The response to the outbreak has been marked by community mistrust towards the response. This is due to a complicated history and to many different reasons, but include community resentment on the focus on Ebola, when many other diseases continue to claim more lives, such as a severe measles outbreak; and community objections and anger over the presence of security forces surrounding the Ebola response.

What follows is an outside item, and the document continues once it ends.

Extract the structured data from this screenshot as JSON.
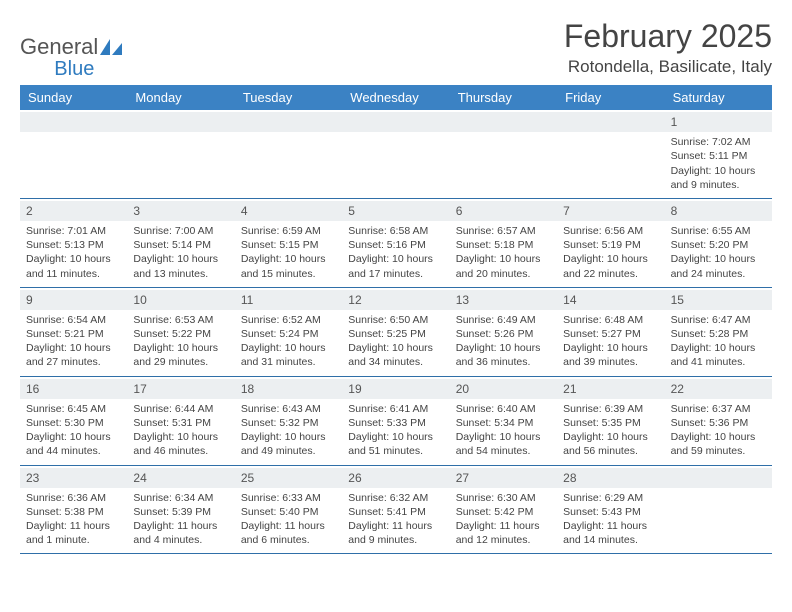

This mistrust towards the response has led to attacks, including on our Ebola Treatment Centres (ETCs) . The unrest, such as fighting between the army and armed groups in early May 2019, and again in November and December 2019, have at times brought many outbreak response activities to a standstill. The mistrust and violent attacks against the Ebola response show no signs of abating; as recently as early November 2019, a radio journalist, Papy Mumbere Mahamba, was killed in Lwemba, Ituri province, reportedly for his involvement in the response. There were more than 300 attacks on Ebola health workers recorded in 2019, leaving six dead and 70 wounded.